Ansonsten ging Löw nicht auf diese unliebsame Debatte ein. Warum auch? Er hatte gesehen, was er sehen wollte: Dass seine Mannschaft mit den Bayern-Profis einen weitaus eingespielteren Eindruck macht als ohne. Und in der jetzigen Phase, nach einer zerrütteten Vorbereitung vor einem wichtigen Turnier, ist dies für Löw die wohl wichtigste Erkenntnis.

So versuchte Löw vor allem, seinem Publikum die Scheu vor dem Turnier zu nehmen. All jenen Pessimisten, die nach dem 3:5 gegen die zweitklassige Schweiz und dem schmucklosen 2:0 gegen die bestenfalls drittklassigen Israelis nun denken: Das ist die deutsche Form? Wie soll das zum EM-Auftakt gegen die starken Portugiesen nur werden?

Löw blieb gelassen. "Man ist nicht völlig zufrieden", gestand er zwar, sagte aber: "Ich bin auch nicht in Sorge. Ich bin im Gleichgewicht, kann die Dinge nun einordnen." Sein Plan, das Team für die EM auf den Punkt vorzubereiten und zu motivieren, kann immer noch aufgehen.

Einige Fragezeichen hat das letzte Testspiel indes beseitigt. Die Mannschaft, die Löw aufbot, dürfte in etwa dieselbe sein, die auch gegen Portugal auf dem Platz stehen wird. Nicht, weil diese Spieler alle eine derzeit überragende Form haben. Sondern weil die Mannschaft so offenbar am besten funktioniert: Mit Badstuber und dem verbesserten, weil ruhiger agierenden Mertesacker in der Innenverteidigung, mit Boateng (rechts) und Lahm (links) auf den Außenverteidiger-Positionen, mit dem altbewährten offensiven Mittelfeldtrio Thomas Müller, Mesut Özil und Lukas Podolski.

Fraglich ist noch, was mit Bastian Schweinsteiger geschieht, sollte er seine Wadenverletzung rechtzeitig loswerden. Ab Montag oder Dienstag könne Schweinsteiger wieder mit der Mannschaft trainieren, stellte Löw in Aussicht, betonte jedoch auch: "Alle, die auflaufen, müssen schmerzfrei sein." Das gilt ebenso für Chefstürmer Miroslav Klose, der wohl den Vorzug gegenüber Gomez erhalten dürfte, sobald er seine Knöchelprobleme auskuriert hat.
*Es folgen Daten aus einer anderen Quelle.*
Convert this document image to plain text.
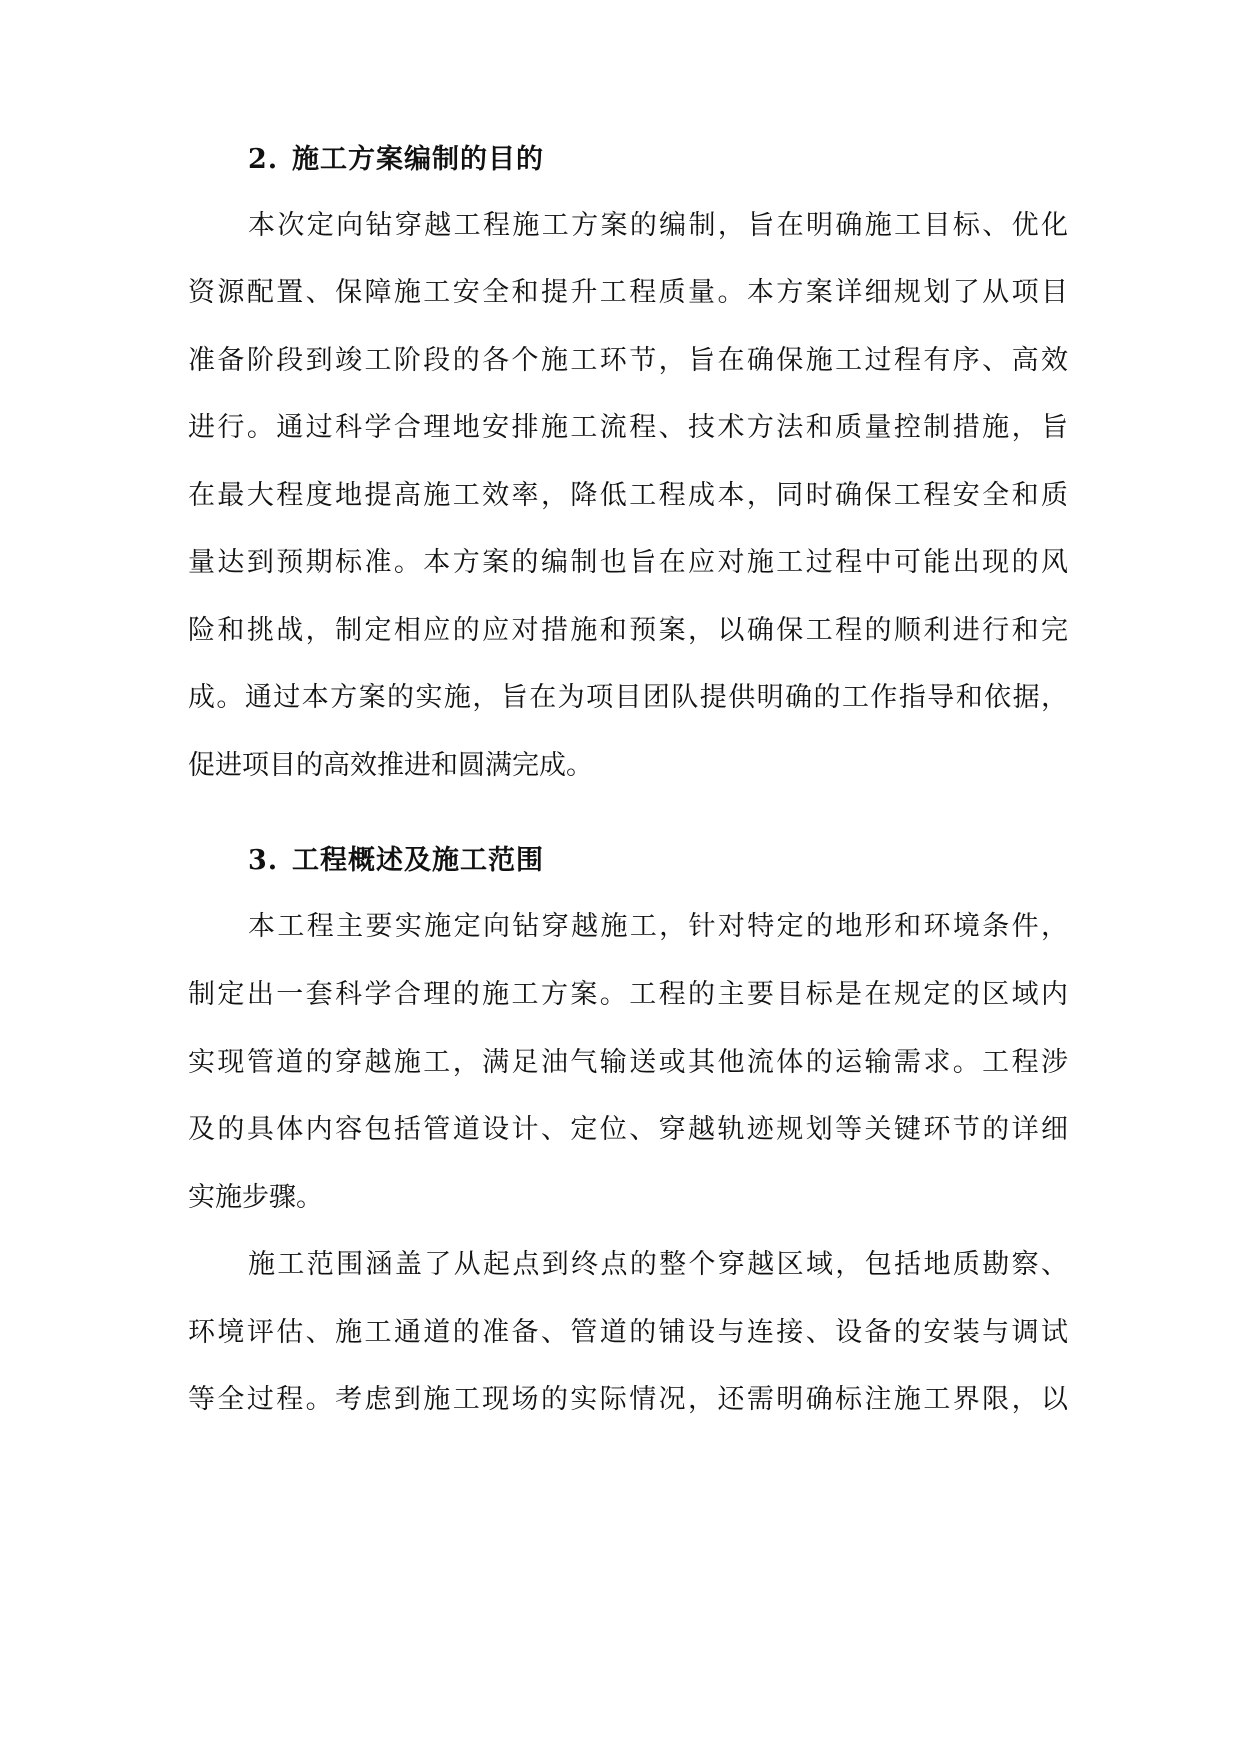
2. 施工方案编制的目的
本次定向钻穿越工程施工方案的编制，旨在明确施工目标、优化
资源配置、保障施工安全和提升工程质量。本方案详细规划了从项目
准备阶段到竣工阶段的各个施工环节，旨在确保施工过程有序、高效
进行。通过科学合理地安排施工流程、技术方法和质量控制措施，旨
在最大程度地提高施工效率，降低工程成本，同时确保工程安全和质
量达到预期标准。本方案的编制也旨在应对施工过程中可能出现的风
险和挑战，制定相应的应对措施和预案，以确保工程的顺利进行和完
成。通过本方案的实施，旨在为项目团队提供明确的工作指导和依据，
促进项目的高效推进和圆满完成。
3. 工程概述及施工范围
本工程主要实施定向钻穿越施工，针对特定的地形和环境条件，
制定出一套科学合理的施工方案。工程的主要目标是在规定的区域内
实现管道的穿越施工，满足油气输送或其他流体的运输需求。工程涉
及的具体内容包括管道设计、定位、穿越轨迹规划等关键环节的详细
实施步骤。
施工范围涵盖了从起点到终点的整个穿越区域，包括地质勘察、
环境评估、施工通道的准备、管道的铺设与连接、设备的安装与调试
等全过程。考虑到施工现场的实际情况，还需明确标注施工界限，以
Am Freitag wird noch einmal unter Ausschluss der Öffentlichkeit trainiert, am Wochenende bekommen die Spieler frei, sie sollen sich mit individuellen Übungen fit halten. Am Montag startet dann der Flieger in Richtung Danzig. Dem Bundestrainer diesbezüglich Hummeln im Hintern zu unterstellen, ist gewiss untertrieben. "Wir haben in diesem Jahr nur Testspiele gemacht", sagte Löw kurz bevor er den Raum wieder verließ: "Das ist nichts für einen Trainer. Ich will Wettkämpfe." Nein, Löw ist heiß! Richtig heiß!